Tuesday, 23 October 2012

Poem: The Fall


Tears of red and gold fall softly to the ground
The beauty you held releases around
You stand stripped and naked so you can survive
The cold is harsh and barren but you will not die.

You bravely endure the bitter times ahead
And slowly, so slowly, your soul starts to mend
New life quickens and surges, flowing hope to each part
Beauty lost now returns, unfurling love in your heart.

Wednesday, 10 October 2012

Thoughts: The appearance of Holy




My husband and I were in Europe for a few weeks this summer. It was a romantic second honeymoon that started in Paris (where I will be living in the near future, or so I dream). My husband, being the pastor that he is, dragged me into every old church we came across. We stood and stared at the incredible ceilings and frescoes and arches and soaked in the general 'majesticness' of the buildings.



Thousands of tourists enter these churches every year. I watched some of them—heck, I was one of them! We all gazed in awe at the appearance of holy and I found myself wondering how many people enter these great cathedrals and experience the Holy of God.

He was there, God/Jesus. There were figures of Him nailed to a cross hanging over the altars, paintings of Him performing miracles, being crucified or after He was raised from the dead. His story was everywhere.



My favourite of all the churches was Sainte Chapelle with it's soaring stained glass windows that fill the church with a mystical light.


As I stood in the nave and gazed at the workmanship I asked God some questions:

Are you here?

Does this building...with all its stained glass and expensive art and exquisite craftsmanship...does it please you? It was built for you, you know.

Then my thoughts turned inward:

Am I like this? Am I desperately trying to be like this old and glorious cathedral, just someone who has an appearance of holiness?

But just as he who called you is holy, so be holy in all you do; for it is written: "Be holy, because I am Holy." 1 Peter 1:15-16

I fall short of holiness daily but I keep striving for it. I yearn to be holy, I plead that each day, moment, thought, decision is one that pleases God. And isn't that when Holy is found—in the little breaths of every day? Because if we can't be Christ-like in the little moments then the big moments will surely fall short.

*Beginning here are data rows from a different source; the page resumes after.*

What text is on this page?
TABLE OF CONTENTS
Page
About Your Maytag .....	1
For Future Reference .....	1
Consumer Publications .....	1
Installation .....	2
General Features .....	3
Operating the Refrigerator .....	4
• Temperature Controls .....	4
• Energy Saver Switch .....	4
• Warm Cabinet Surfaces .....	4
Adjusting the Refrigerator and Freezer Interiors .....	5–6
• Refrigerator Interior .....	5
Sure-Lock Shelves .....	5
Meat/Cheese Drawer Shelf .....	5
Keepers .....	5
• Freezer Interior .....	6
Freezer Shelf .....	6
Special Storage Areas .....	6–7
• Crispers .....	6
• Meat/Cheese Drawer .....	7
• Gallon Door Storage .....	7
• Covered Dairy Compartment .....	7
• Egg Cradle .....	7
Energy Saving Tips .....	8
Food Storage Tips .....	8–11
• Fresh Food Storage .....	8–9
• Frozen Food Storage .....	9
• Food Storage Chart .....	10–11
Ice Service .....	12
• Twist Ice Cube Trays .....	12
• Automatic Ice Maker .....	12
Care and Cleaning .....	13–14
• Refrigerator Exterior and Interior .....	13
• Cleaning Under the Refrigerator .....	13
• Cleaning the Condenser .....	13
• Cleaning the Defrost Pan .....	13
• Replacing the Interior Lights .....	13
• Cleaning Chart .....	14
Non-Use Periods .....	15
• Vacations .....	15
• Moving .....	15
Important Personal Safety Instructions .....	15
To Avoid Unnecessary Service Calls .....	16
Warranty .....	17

It seems silly to think that holy can be found when my daughter spills her milk on the floor...but that's the beautiful mystery of a life that yearns for God and is covered in grace.

And I did experience holy in Europe. It was in Germany, in a little church that sat at the bottom of a hill covered in gravestones and flowers and the greenest grass. The church was built in the 14th century. It had beautiful scenes painted on the walls that were faded by time. I watched the lives of two dearly loved people join as one. It was a holy moment. A little breath in time steeped in the presence of God.